Namun, menurut Ari, perkembangan teknologi digital membuat strategi pertahanan tidak dapat lagi hanya berorientasi pada domain darat, laut, dan udara. Ruang siber dan informasi telah menjadi bagian integral dari dinamika pertahanan kontemporer.
“Teknologi digital telah memperluas spektrum ancaman pertahanan, khususnya melalui serangan siber dan information operations,” katanya.
Dalam konteks militer, Ari memetakan sejumlah bentuk ancaman siber yang perlu diantisipasi, mulai dari traffic analysis, information restoration, illegal access, network attack, counterfeit terminal access, counterfeit user access, illegal network connection, illegal software running, weak password, high-risk vulnerabilities, network intrusion, signal detection, information interception, virus implantation, hingga malicious code implantation.
Ragam ancaman tersebut menunjukkan bahwa keamanan siber tidak lagi dapat ditempatkan sebagai persoalan teknis yang berdiri sendiri. Ancaman dapat beririsan dengan operasi militer, informasi, komunikasi, serta infrastruktur strategis.
Karena itu, Ari menekankan pentingnya integrasi dan koordinasi antarkomponen pertahanan melalui konsep Joint National Operation Center (JNOC). Pusat operasi bersama tersebut dipandang relevan untuk menghadapi ancaman lintas domain yang semakin kompleks.
“Ancaman kontemporer dapat menggabungkan dimensi militer, siber, informasi, infrastruktur, dan aspek strategis lainnya. Karena itu, diperlukan integrasi dan koordinasi antarkomponen melalui konsep JNOC agar respons terhadap ancaman lintas domain dapat dilakukan secara terpadu,” ujar Ari.

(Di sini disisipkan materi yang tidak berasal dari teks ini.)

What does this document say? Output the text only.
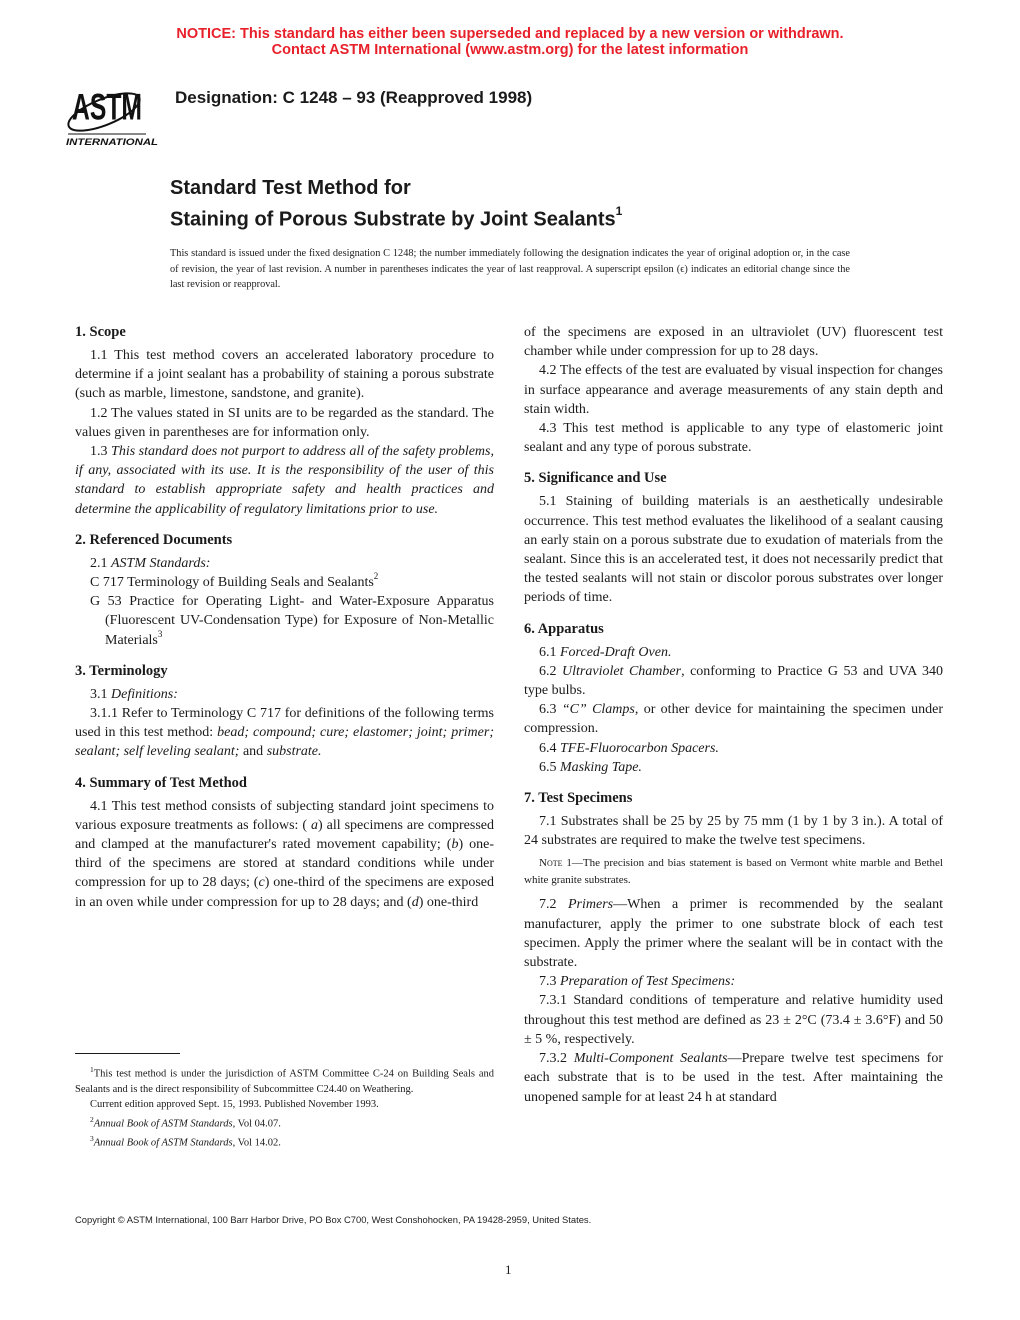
NOTICE: This standard has either been superseded and replaced by a new version or withdrawn.
Contact ASTM International (www.astm.org) for the latest information
ASTM
INTERNATIONAL
Designation: C 1248 – 93 (Reapproved 1998)
Standard Test Method for
Staining of Porous Substrate by Joint Sealants$^1$
This standard is issued under the fixed designation C 1248; the number immediately following the designation indicates the year of original adoption or, in the case of revision, the year of last revision. A number in parentheses indicates the year of last reapproval. A superscript epsilon (ϵ) indicates an editorial change since the last revision or reapproval.
1. Scope

1.1 This test method covers an accelerated laboratory procedure to determine if a joint sealant has a probability of staining a porous substrate (such as marble, limestone, sandstone, and granite).

1.2 The values stated in SI units are to be regarded as the standard. The values given in parentheses are for information only.

1.3 This standard does not purport to address all of the safety problems, if any, associated with its use. It is the responsibility of the user of this standard to establish appropriate safety and health practices and determine the applicability of regulatory limitations prior to use.

2. Referenced Documents

2.1 ASTM Standards:

C 717 Terminology of Building Seals and Sealants$^2$

G 53 Practice for Operating Light- and Water-Exposure Apparatus (Fluorescent UV-Condensation Type) for Exposure of Non-Metallic Materials$^3$

3. Terminology

3.1 Definitions:

3.1.1 Refer to Terminology C 717 for definitions of the following terms used in this test method: bead; compound; cure; elastomer; joint; primer; sealant; self leveling sealant; and substrate.

4. Summary of Test Method

4.1 This test method consists of subjecting standard joint specimens to various exposure treatments as follows: ( a) all specimens are compressed and clamped at the manufacturer's rated movement capability; (b) one-third of the specimens are stored at standard conditions while under compression for up to 28 days; (c) one-third of the specimens are exposed in an oven while under compression for up to 28 days; and (d) one-third

$^1$This test method is under the jurisdiction of ASTM Committee C-24 on Building Seals and Sealants and is the direct responsibility of Subcommittee C24.40 on Weathering.

Current edition approved Sept. 15, 1993. Published November 1993.

$^2$Annual Book of ASTM Standards, Vol 04.07.

$^3$Annual Book of ASTM Standards, Vol 14.02.

of the specimens are exposed in an ultraviolet (UV) fluorescent test chamber while under compression for up to 28 days.

4.2 The effects of the test are evaluated by visual inspection for changes in surface appearance and average measurements of any stain depth and stain width.

4.3 This test method is applicable to any type of elastomeric joint sealant and any type of porous substrate.

5. Significance and Use

5.1 Staining of building materials is an aesthetically undesirable occurrence. This test method evaluates the likelihood of a sealant causing an early stain on a porous substrate due to exudation of materials from the sealant. Since this is an accelerated test, it does not necessarily predict that the tested sealants will not stain or discolor porous substrates over longer periods of time.

6. Apparatus

6.1 Forced-Draft Oven.

6.2 Ultraviolet Chamber, conforming to Practice G 53 and UVA 340 type bulbs.

6.3 “C” Clamps, or other device for maintaining the specimen under compression.

6.4 TFE-Fluorocarbon Spacers.

6.5 Masking Tape.

7. Test Specimens

7.1 Substrates shall be 25 by 25 by 75 mm (1 by 1 by 3 in.). A total of 24 substrates are required to make the twelve test specimens.

Note 1—The precision and bias statement is based on Vermont white marble and Bethel white granite substrates.

7.2 Primers—When a primer is recommended by the sealant manufacturer, apply the primer to one substrate block of each test specimen. Apply the primer where the sealant will be in contact with the substrate.

7.3 Preparation of Test Specimens:

7.3.1 Standard conditions of temperature and relative humidity used throughout this test method are defined as 23 ± 2°C (73.4 ± 3.6°F) and 50 ± 5 %, respectively.

7.3.2 Multi-Component Sealants—Prepare twelve test specimens for each substrate that is to be used in the test. After maintaining the unopened sample for at least 24 h at standard

Copyright © ASTM International, 100 Barr Harbor Drive, PO Box C700, West Conshohocken, PA 19428-2959, United States.
1
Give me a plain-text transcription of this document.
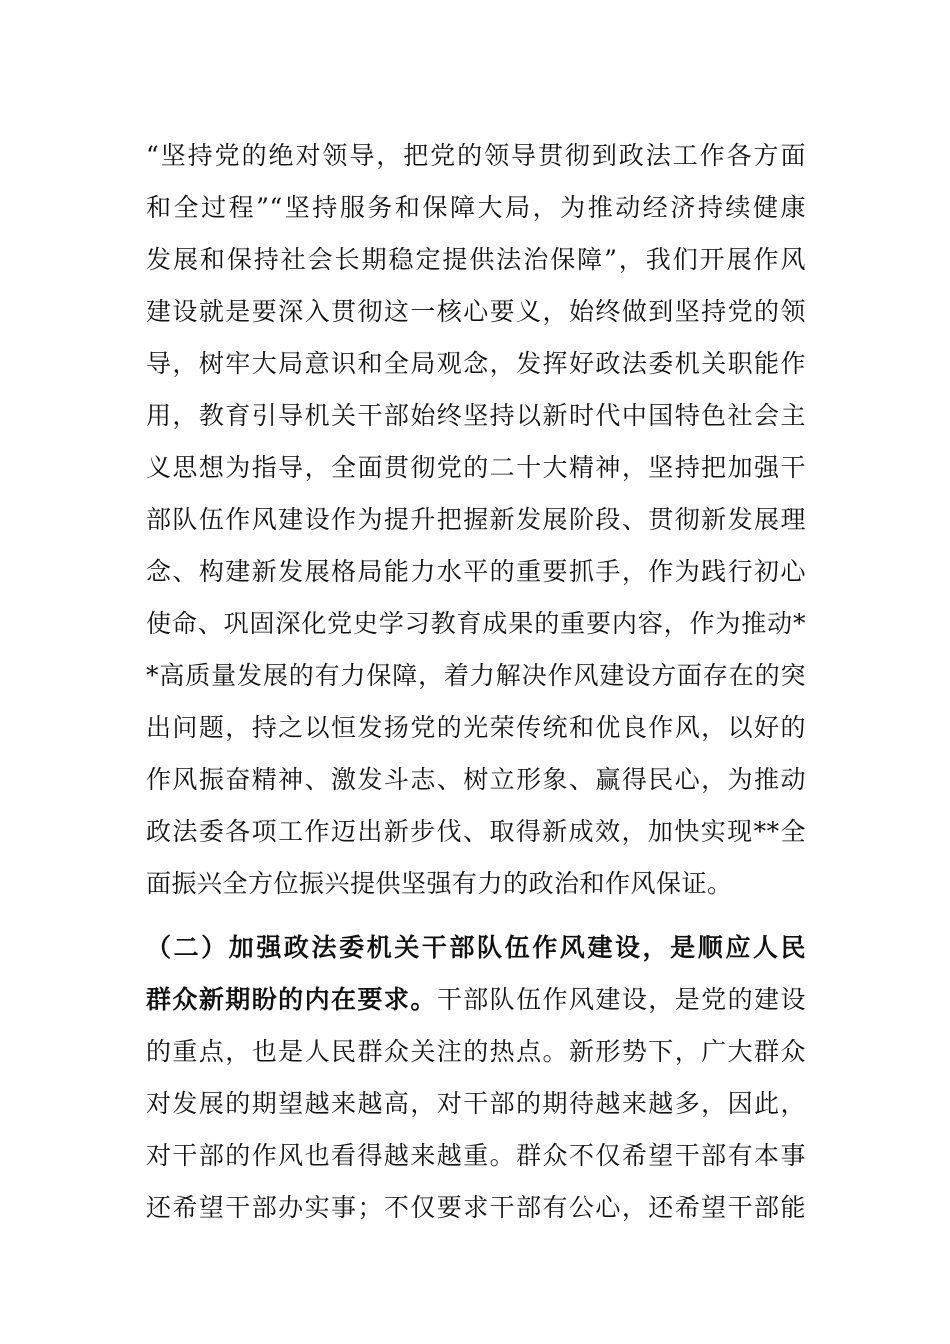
“坚持党的绝对领导，把党的领导贯彻到政法工作各方面
和全过程”“坚持服务和保障大局，为推动经济持续健康
发展和保持社会长期稳定提供法治保障”，我们开展作风
建设就是要深入贯彻这一核心要义，始终做到坚持党的领
导，树牢大局意识和全局观念，发挥好政法委机关职能作
用，教育引导机关干部始终坚持以新时代中国特色社会主
义思想为指导，全面贯彻党的二十大精神，坚持把加强干
部队伍作风建设作为提升把握新发展阶段、贯彻新发展理
念、构建新发展格局能力水平的重要抓手，作为践行初心
使命、巩固深化党史学习教育成果的重要内容，作为推动*
*高质量发展的有力保障，着力解决作风建设方面存在的突
出问题，持之以恒发扬党的光荣传统和优良作风，以好的
作风振奋精神、激发斗志、树立形象、赢得民心，为推动
政法委各项工作迈出新步伐、取得新成效，加快实现**全
面振兴全方位振兴提供坚强有力的政治和作风保证。
（二）加强政法委机关干部队伍作风建设，是顺应人民
群众新期盼的内在要求。干部队伍作风建设，是党的建设
的重点，也是人民群众关注的热点。新形势下，广大群众
对发展的期望越来越高，对干部的期待越来越多，因此，
对干部的作风也看得越来越重。群众不仅希望干部有本事
还希望干部办实事；不仅要求干部有公心，还希望干部能
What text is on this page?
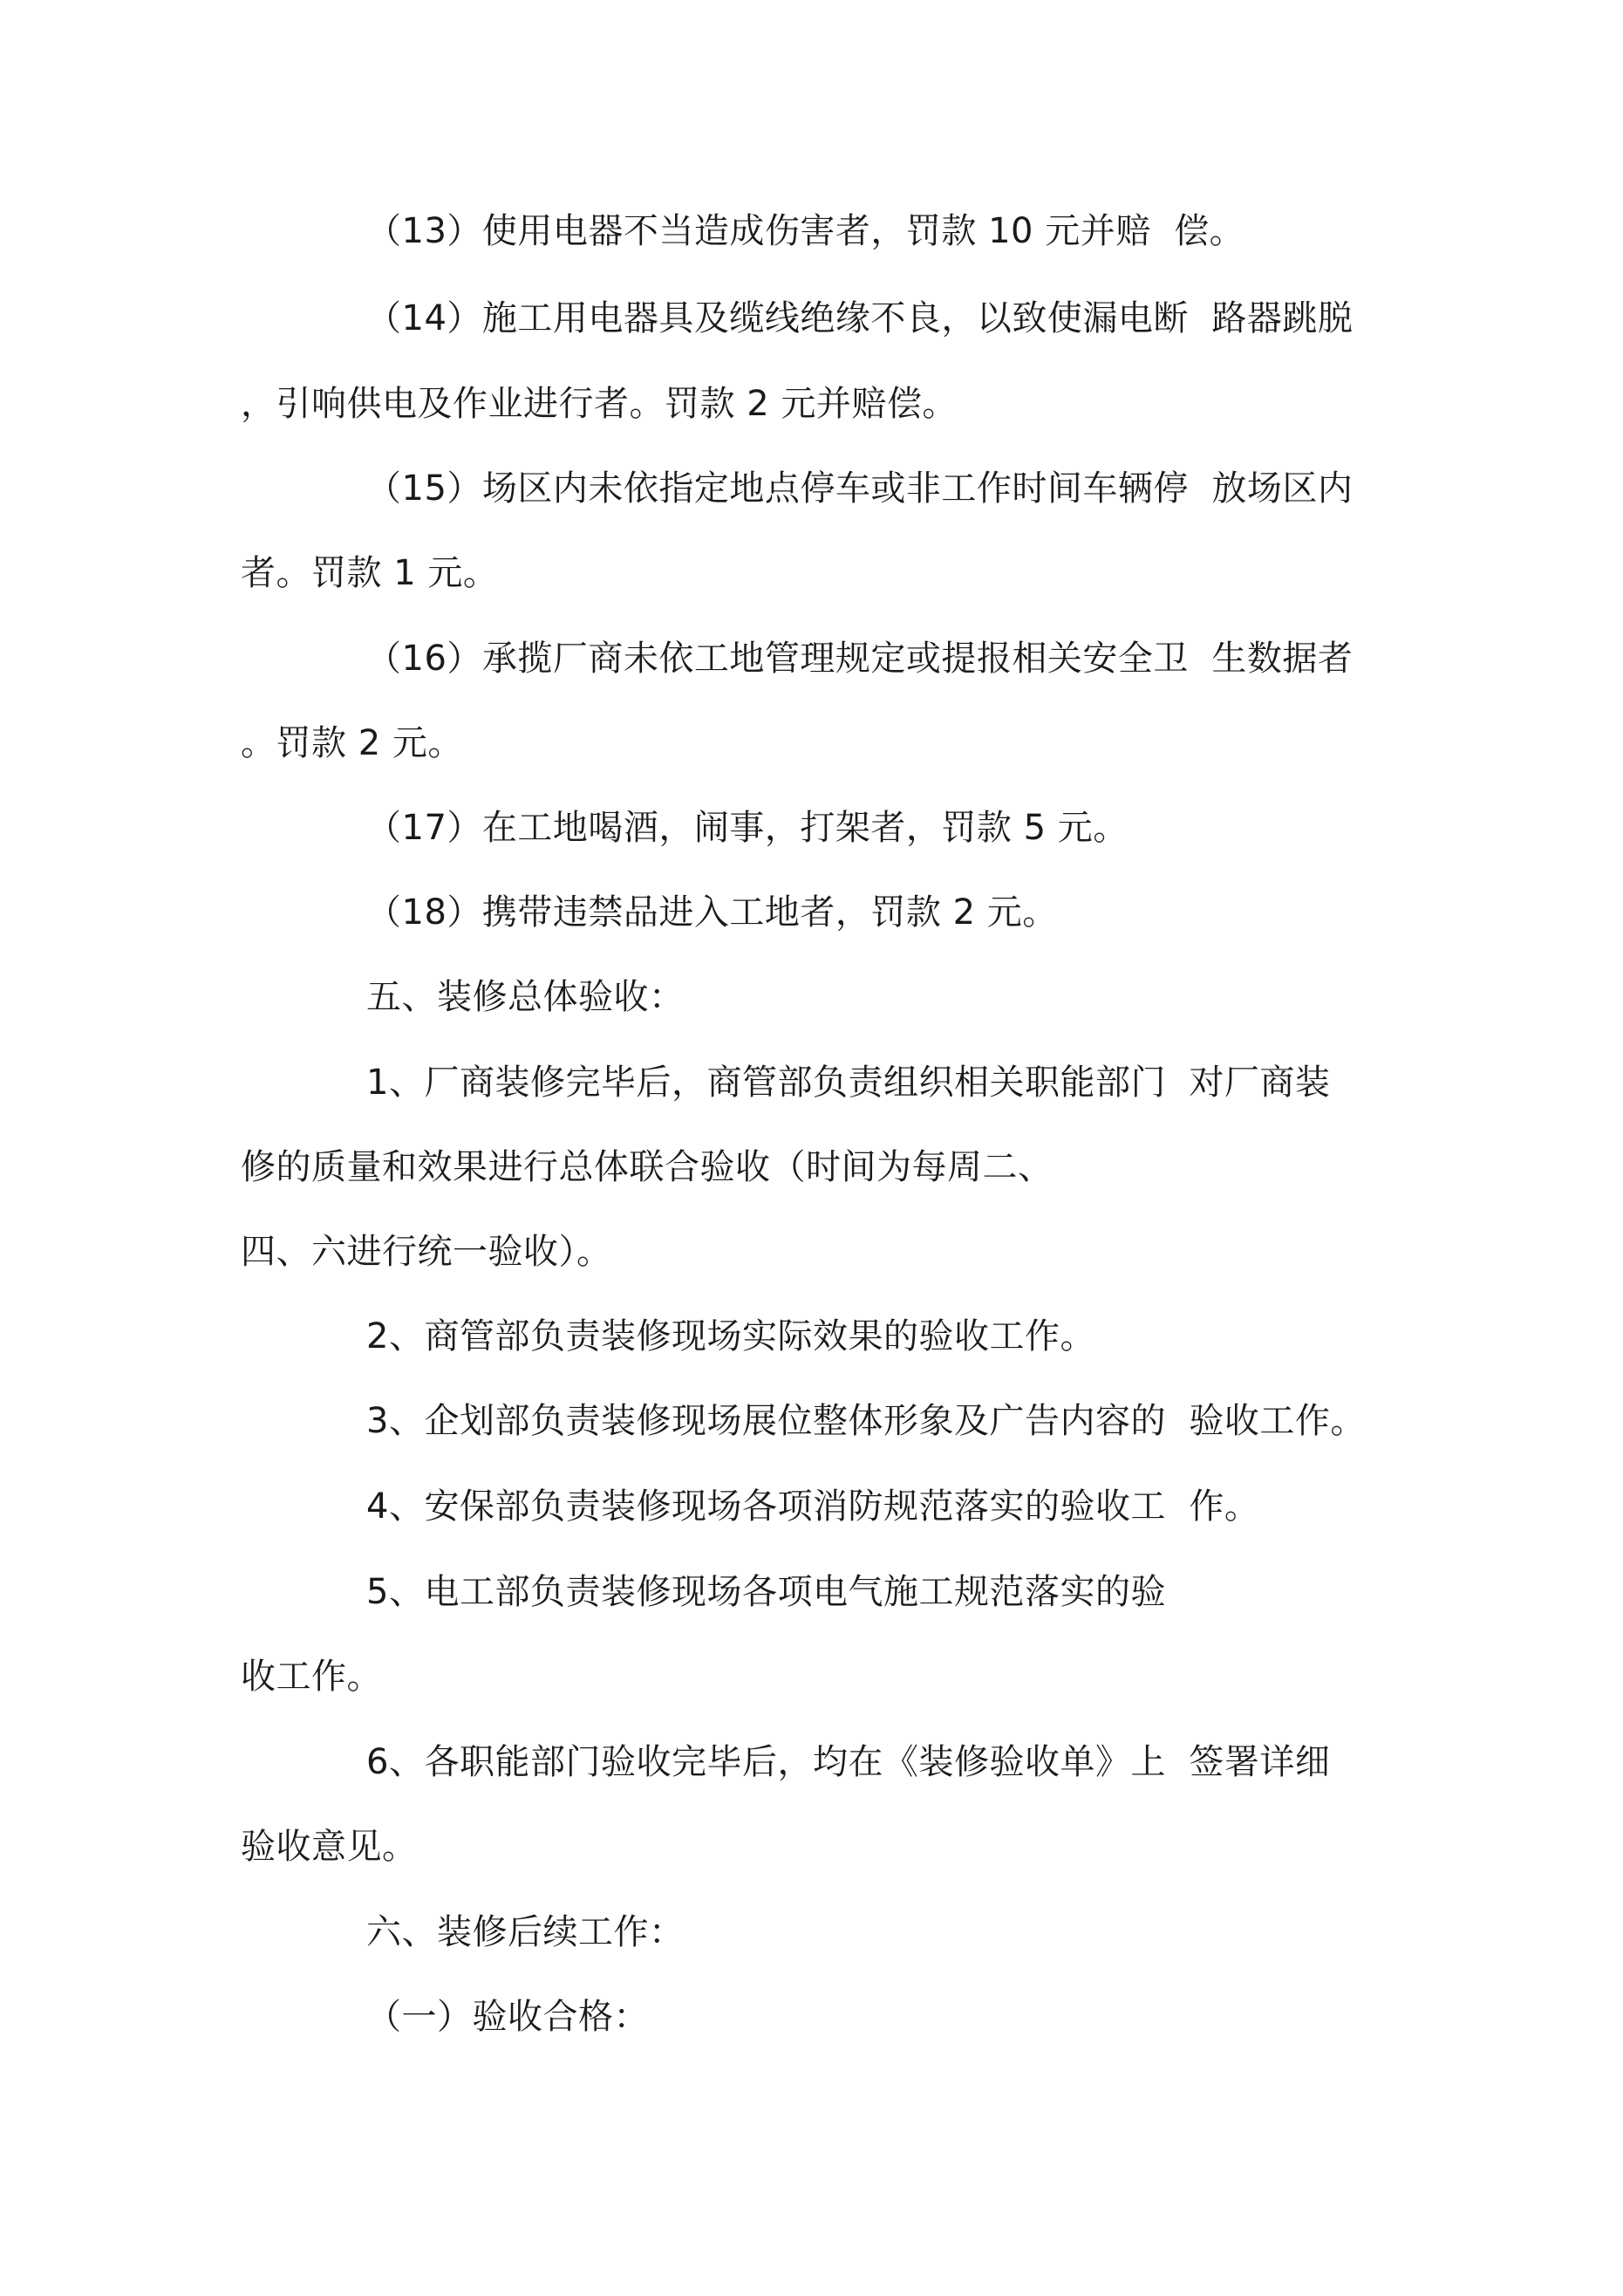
（13）使用电器不当造成伤害者，罚款 10 元并赔  偿。
（14）施工用电器具及缆线绝缘不良，以致使漏电断  路器跳脱
，引响供电及作业进行者。罚款 2 元并赔偿。
（15）场区内未依指定地点停车或非工作时间车辆停  放场区内
者。罚款 1 元。
（16）承揽厂商未依工地管理规定或提报相关安全卫  生数据者
。罚款 2 元。
（17）在工地喝酒，闹事，打架者，罚款 5 元。
（18）携带违禁品进入工地者，罚款 2 元。
五、装修总体验收：
1、厂商装修完毕后，商管部负责组织相关职能部门  对厂商装
修的质量和效果进行总体联合验收（时间为每周二、
四、六进行统一验收）。
2、商管部负责装修现场实际效果的验收工作。
3、企划部负责装修现场展位整体形象及广告内容的  验收工作。
4、安保部负责装修现场各项消防规范落实的验收工  作。
5、电工部负责装修现场各项电气施工规范落实的验
收工作。
6、各职能部门验收完毕后，均在《装修验收单》上  签署详细
验收意见。
六、装修后续工作：
（一）验收合格：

Dekan Fakultas Manajemen Pertahanan Unhan RI Mayjen TNI Dr. Fitry Taufiq Sahary, S.E., M.M., M.Kom (AI)., yang memberikan tanggapan dalam forum tersebut, menilai perubahan karakter ancaman menuntut pertahanan Indonesia untuk tidak lagi melihat teknologi digital secara sektoral.
“Perkembangan teknologi digital telah mengubah cara kita memahami pertahanan. Ancaman dapat muncul secara simultan di berbagai domain dan saling memperkuat satu sama lain. Karena itu, pembangunan kekuatan pertahanan harus diikuti kemampuan integrasi, interoperabilitas, sumber daya manusia, serta tata kelola yang mampu merespons ancaman secara cepat dan terpadu,” ucapnya.